From previous studies, we know that the pharmacokinetics of triamcinolone, a corticosteroid used off-label to treat unresponsive DMO and retinal vein occlusions, are severely altered in vitrectomised eyes [23, 27]. It is also known from previous studies in animals and humans that the pharmacokinetics of anti-VEGF agents are altered in vitrectomised eyes, showing a faster clearance rate and a slower rate of improvement in CMT [30, 36, 37]. There has been some debate in recent years concerning the level of efficacy of anti-VEGF for the treatment of MO in vitrectomised eyes. As shown in our study, the long-acting therapeutic properties of the dexamethasone implant can make it a good therapeutic option for the treatment of persistent DMO in vitrectomised patients. Furthermore, the implant has a low risk of ocular side effects in patients who are pseudophakic, those who are not steroid responders, and those without glaucoma.

Summary

What was known before

  • Increased clearance of intravitreal drugs in vitrectomised eyes.

  • As a results shorter drug exposure time on retina tissue that decreases drugs efficacy.

  • Both a-VEGF and triamcinolone (and many other drugs) show the previously described pharmacokinetic profile in vitrectomised eyes.

  • CHAMPLAIN study analysed eyes that undergone vitrectomy in the past with difficult-to-treat DME.The study showed that single dexamethasone implantation improves vision as well as in central macular thickness (CMT), compared to baseline values.

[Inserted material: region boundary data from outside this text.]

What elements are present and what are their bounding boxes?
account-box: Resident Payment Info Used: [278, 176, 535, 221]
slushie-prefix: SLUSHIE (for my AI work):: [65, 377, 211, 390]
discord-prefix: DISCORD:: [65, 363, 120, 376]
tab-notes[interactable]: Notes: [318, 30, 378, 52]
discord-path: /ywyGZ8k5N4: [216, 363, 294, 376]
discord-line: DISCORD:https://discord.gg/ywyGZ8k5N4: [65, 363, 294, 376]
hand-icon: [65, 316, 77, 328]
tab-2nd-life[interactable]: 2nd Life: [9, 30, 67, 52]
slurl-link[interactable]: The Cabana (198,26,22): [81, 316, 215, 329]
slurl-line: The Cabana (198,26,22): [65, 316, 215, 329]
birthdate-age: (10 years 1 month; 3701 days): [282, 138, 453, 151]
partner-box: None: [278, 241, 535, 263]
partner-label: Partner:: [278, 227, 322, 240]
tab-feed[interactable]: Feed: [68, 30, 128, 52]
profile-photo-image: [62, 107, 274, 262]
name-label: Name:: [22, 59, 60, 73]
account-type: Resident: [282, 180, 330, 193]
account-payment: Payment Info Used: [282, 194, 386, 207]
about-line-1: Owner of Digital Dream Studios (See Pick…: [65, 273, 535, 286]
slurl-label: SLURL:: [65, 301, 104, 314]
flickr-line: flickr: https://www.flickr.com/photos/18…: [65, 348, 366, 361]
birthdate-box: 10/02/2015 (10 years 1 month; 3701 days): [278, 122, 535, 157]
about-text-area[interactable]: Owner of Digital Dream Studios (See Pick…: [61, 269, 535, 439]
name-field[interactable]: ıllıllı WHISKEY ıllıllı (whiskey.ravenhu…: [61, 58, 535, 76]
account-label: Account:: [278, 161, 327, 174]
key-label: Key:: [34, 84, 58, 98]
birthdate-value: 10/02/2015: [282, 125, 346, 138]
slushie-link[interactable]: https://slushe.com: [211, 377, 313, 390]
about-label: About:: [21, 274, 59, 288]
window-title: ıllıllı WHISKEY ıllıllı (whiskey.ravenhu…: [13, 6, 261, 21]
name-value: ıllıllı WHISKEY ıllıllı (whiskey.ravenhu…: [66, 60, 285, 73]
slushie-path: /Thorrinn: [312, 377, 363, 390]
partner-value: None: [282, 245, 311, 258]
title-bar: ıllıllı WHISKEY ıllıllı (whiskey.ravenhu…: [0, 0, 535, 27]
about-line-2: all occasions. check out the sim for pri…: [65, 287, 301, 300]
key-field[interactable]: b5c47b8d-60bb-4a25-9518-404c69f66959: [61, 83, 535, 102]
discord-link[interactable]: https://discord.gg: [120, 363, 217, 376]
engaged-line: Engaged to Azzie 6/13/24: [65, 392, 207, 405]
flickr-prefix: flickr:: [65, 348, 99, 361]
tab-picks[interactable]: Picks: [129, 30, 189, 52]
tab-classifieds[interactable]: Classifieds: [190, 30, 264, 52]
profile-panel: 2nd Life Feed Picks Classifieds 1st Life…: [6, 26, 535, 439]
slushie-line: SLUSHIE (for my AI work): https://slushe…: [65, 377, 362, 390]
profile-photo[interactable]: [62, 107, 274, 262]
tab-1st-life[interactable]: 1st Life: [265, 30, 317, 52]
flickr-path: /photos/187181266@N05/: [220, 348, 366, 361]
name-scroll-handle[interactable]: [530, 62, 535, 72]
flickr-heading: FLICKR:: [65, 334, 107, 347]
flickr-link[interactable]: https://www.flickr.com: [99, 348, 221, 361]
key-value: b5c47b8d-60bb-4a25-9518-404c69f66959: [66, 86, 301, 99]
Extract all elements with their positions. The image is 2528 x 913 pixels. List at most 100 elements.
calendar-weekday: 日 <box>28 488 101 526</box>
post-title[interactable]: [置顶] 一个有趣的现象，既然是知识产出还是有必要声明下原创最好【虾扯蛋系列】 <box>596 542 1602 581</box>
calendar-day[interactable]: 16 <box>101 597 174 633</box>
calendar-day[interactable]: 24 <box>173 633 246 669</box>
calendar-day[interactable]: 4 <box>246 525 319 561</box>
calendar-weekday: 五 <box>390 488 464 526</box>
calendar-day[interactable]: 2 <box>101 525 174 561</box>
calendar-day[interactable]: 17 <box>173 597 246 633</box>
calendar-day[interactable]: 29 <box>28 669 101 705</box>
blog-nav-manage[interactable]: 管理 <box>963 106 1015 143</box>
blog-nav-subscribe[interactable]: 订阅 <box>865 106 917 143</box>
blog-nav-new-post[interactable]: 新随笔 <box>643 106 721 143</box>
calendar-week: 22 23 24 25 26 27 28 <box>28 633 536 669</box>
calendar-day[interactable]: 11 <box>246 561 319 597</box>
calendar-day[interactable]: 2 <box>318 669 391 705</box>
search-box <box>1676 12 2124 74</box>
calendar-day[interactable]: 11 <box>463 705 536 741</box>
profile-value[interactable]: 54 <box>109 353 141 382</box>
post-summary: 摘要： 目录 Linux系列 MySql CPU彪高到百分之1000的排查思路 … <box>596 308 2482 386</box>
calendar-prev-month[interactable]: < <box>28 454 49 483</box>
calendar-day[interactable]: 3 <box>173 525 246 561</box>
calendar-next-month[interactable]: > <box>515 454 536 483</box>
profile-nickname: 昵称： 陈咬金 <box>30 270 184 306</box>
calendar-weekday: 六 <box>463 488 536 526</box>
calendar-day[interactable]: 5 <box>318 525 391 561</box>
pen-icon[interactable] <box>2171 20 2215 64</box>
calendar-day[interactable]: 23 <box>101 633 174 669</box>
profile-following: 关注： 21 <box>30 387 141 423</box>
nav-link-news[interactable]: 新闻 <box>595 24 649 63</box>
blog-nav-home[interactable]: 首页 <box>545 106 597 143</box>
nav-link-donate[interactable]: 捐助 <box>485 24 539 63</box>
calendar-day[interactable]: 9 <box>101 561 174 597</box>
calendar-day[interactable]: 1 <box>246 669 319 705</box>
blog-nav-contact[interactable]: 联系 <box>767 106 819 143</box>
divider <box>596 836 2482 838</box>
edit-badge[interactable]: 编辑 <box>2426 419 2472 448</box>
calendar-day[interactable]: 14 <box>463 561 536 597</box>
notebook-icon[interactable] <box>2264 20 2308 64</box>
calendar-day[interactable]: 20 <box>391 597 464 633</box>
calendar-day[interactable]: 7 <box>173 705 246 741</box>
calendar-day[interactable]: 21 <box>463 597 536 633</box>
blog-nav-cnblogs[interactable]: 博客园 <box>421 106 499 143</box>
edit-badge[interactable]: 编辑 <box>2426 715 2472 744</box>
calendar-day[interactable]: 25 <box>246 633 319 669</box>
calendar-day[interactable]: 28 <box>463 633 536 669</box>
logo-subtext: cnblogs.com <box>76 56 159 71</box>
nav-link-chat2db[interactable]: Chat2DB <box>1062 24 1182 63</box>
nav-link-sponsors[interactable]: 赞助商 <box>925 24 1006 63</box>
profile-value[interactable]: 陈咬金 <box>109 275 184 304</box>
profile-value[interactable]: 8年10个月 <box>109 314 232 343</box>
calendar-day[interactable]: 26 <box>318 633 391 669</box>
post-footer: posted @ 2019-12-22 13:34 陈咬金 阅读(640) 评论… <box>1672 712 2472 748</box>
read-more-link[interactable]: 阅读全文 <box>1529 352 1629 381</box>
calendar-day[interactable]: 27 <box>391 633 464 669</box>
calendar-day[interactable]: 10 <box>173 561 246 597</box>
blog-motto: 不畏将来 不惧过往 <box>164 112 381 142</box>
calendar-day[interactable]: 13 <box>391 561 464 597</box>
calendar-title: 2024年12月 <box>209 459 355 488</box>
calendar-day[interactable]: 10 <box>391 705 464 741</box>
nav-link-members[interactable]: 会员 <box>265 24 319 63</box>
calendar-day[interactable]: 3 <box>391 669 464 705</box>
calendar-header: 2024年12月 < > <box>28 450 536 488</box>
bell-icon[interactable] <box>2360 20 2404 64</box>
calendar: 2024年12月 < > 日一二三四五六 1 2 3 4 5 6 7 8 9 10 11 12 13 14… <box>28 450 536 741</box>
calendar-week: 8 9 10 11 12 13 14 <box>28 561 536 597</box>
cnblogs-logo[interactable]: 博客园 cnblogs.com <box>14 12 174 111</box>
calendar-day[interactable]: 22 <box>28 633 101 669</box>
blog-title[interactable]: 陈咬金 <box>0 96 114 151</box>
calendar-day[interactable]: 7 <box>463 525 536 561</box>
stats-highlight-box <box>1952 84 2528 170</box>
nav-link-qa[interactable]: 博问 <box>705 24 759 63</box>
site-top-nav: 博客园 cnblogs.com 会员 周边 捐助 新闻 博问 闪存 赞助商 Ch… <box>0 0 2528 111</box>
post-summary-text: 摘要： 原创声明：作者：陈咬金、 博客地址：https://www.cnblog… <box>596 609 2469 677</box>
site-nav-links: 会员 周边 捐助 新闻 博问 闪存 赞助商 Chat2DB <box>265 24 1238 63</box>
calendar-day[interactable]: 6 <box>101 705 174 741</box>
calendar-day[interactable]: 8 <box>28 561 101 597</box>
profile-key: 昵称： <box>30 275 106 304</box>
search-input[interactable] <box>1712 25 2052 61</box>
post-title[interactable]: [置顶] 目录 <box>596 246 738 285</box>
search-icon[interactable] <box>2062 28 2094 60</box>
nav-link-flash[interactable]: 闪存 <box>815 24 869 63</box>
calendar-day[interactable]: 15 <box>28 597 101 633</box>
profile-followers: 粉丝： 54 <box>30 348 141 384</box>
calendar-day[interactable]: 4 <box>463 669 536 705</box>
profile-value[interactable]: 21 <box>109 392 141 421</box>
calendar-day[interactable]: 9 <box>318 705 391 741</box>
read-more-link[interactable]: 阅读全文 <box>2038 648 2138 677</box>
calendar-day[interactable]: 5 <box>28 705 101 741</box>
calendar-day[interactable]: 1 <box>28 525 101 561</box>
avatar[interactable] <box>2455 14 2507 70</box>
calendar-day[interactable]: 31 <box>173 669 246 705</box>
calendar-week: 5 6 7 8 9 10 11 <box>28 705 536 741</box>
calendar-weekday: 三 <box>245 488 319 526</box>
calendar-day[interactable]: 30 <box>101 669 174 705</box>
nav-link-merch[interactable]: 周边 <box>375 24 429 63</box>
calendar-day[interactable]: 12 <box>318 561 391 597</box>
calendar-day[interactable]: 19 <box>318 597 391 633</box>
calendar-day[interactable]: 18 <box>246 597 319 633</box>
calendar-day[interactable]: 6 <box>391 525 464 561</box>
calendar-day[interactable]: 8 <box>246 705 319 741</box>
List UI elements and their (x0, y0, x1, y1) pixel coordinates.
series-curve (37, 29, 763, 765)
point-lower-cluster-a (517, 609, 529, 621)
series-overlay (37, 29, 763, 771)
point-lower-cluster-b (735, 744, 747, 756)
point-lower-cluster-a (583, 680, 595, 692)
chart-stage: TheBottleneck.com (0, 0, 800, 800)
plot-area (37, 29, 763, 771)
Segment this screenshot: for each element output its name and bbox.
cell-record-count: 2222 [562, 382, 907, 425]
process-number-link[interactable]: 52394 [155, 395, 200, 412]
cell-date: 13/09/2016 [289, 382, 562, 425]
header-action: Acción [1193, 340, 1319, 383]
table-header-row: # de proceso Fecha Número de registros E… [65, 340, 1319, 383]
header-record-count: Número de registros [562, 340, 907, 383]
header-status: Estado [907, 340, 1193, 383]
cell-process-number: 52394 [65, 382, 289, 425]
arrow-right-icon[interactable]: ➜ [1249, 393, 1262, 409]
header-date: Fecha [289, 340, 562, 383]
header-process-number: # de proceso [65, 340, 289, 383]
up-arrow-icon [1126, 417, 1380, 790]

  • Other studies presented that Ozurdex has unaltered efficacy properties in vitrectomized eyes in comparison with non-vitrectomized eyes after a single injection (Eyes with DME).

What this study adds

  • In the current research, the results support the assumption that dexamethasone intravitreal implant efficacy is not affected by previous vitrectomy surgeries in eyes with persistent DME.

  • It is the first-time Ozurdex efficacy and temporal potency of action assayed in vitrectomised and non-vitrectomised eyes with persistent DME (no good response to a-VEGFs) that respond well to corticosteroids (previous triamcinolone treatment).

  • Moreover, it is the first-time long-term follow-up characteristics (max 18 months) of Ozurdex treatment assayed in both groups.

  • No difference in BCVA and CMT observed between vitrectomised and non-vitrectomised groups.